Sulla scena non apparse il dandy Wittgenstein, bensì Rudolf Carnap, il quale diffondeva la filosofia come disciplina orientata alla scienza, attribuendo unicamente a questa una validità esistenziale. Qualsiasi atteggiamento metafisico è stato da lui definito come “poesia concettuale”. Il principio di tolleranza del suo pensiero si basava su un vuoto che deve essere occupato individualmente, purché il pensiero di base fosse determinato da definizioni sintattiche e non da considerazioni astratte.

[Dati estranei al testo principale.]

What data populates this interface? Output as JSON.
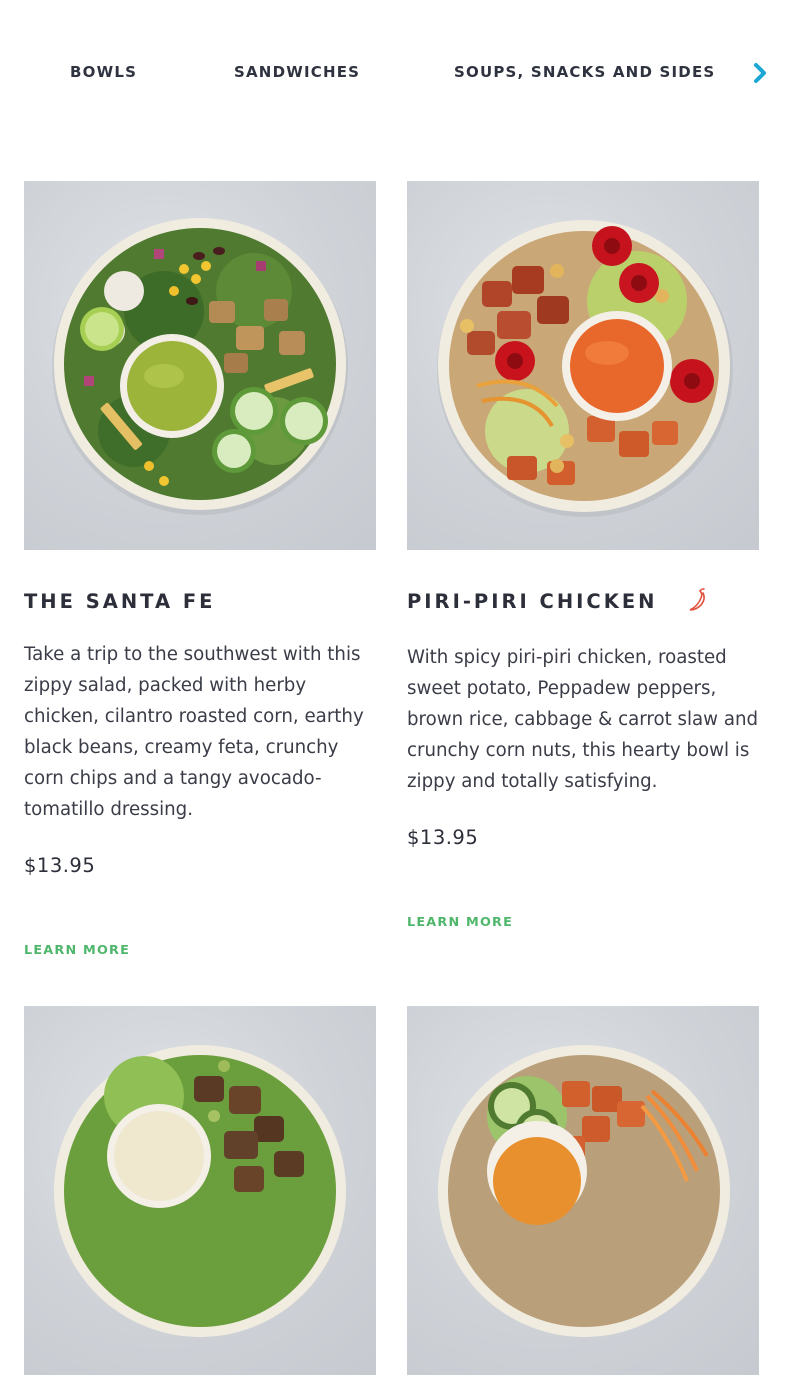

Nel complesso, il Manifesto di Vienna con Moritz Schlick, Otto Neurath, Rudolf Carnap ed Ernst Mach è stato un movimento libero, una questione più di carattere accademico e universitario. L’empirismo logico su cui poggiava una concezione del mondo scientifica aveva come obiettivo una radicale trasformazione della società, una cosa allora per noi determinante. Per un architetto, questa era, come la chiamava Carnap, l’eliminazione dei “problemi illusori” dalla teoria della cognizione, caratterizzata da una concretezza così vicina alla prassi, alla nostra prassi, da favorire un agire strutturato e consapevole, indipendentemente da una valutazione dell’approccio filosofico.

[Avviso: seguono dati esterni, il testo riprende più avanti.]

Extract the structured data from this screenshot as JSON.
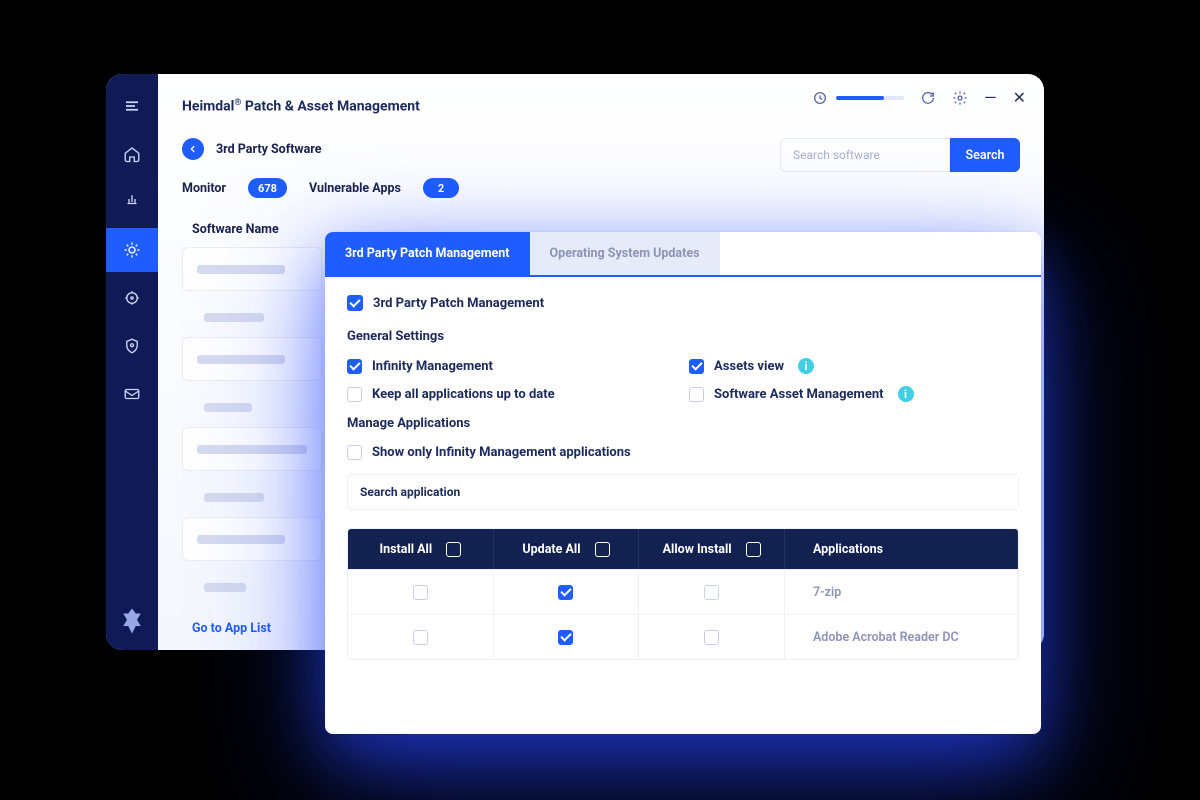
{
  "app": {
    "title_prefix": "Heimdal",
    "title_suffix": " Patch & Asset Management",
    "search_placeholder": "Search software",
    "search_button": "Search"
  },
  "crumb": {
    "label": "3rd Party Software"
  },
  "metrics": {
    "monitor_label": "Monitor",
    "monitor_count": "678",
    "vuln_label": "Vulnerable Apps",
    "vuln_count": "2"
  },
  "column_header": "Software Name",
  "go_to_app_list": "Go to App List",
  "tabs": {
    "active": "3rd Party Patch Management",
    "inactive": "Operating System Updates"
  },
  "panel": {
    "toggle_main": "3rd Party Patch Management",
    "general_settings": "General Settings",
    "infinity": "Infinity Management",
    "keep_updated": "Keep all applications up to date",
    "assets_view": "Assets view",
    "sam": "Software Asset Management",
    "manage_apps": "Manage Applications",
    "show_only_infinity": "Show only Infinity Management applications",
    "search_app_placeholder": "Search application"
  },
  "table": {
    "headers": {
      "install_all": "Install All",
      "update_all": "Update All",
      "allow_install": "Allow Install",
      "applications": "Applications"
    },
    "rows": [
      {
        "install": false,
        "update": true,
        "allow": false,
        "name": "7-zip"
      },
      {
        "install": false,
        "update": true,
        "allow": false,
        "name": "Adobe Acrobat Reader DC"
      }
    ]
  }
}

Grazie all’impulso dato da questo tipo di estetica pratica, abbiamo scoperto anche un parallelismo (a prescindere dal fatto che fosse o meno dimostrabile a livello scientifico) con il processo compositivo razionale di Adolf Loos e con il suo “Raumplan”, teso a una stratificazione precisa e gerarchica di nuclei spaziali; da qui una precisa sensibilità nel verificare la qualità di vita e la relativa materialità. Essendo stati formati da docenti internazionalisti a livello architettonico, senza però approfondirne il lato culturale, Loos si rivelò un utile strumento. La seguente contaminazione del bianco del Moderno attraverso Semper e il suo “tessere policromo”, potrebbe fare da seguito a questa storia. Sebbene fossero contraddistinti da grande rigore metodologico, questi precursori non furono in grado di fissare né la posizione, né l’oscillazione paradigmatica della teoria. Tuttavia, si rivelarono essere un utile strumento di protezione e contrasto nei confronti degli scenari scenografici, ermetici e computerizzati, accompagnati dal solito brand turbocapitalistico.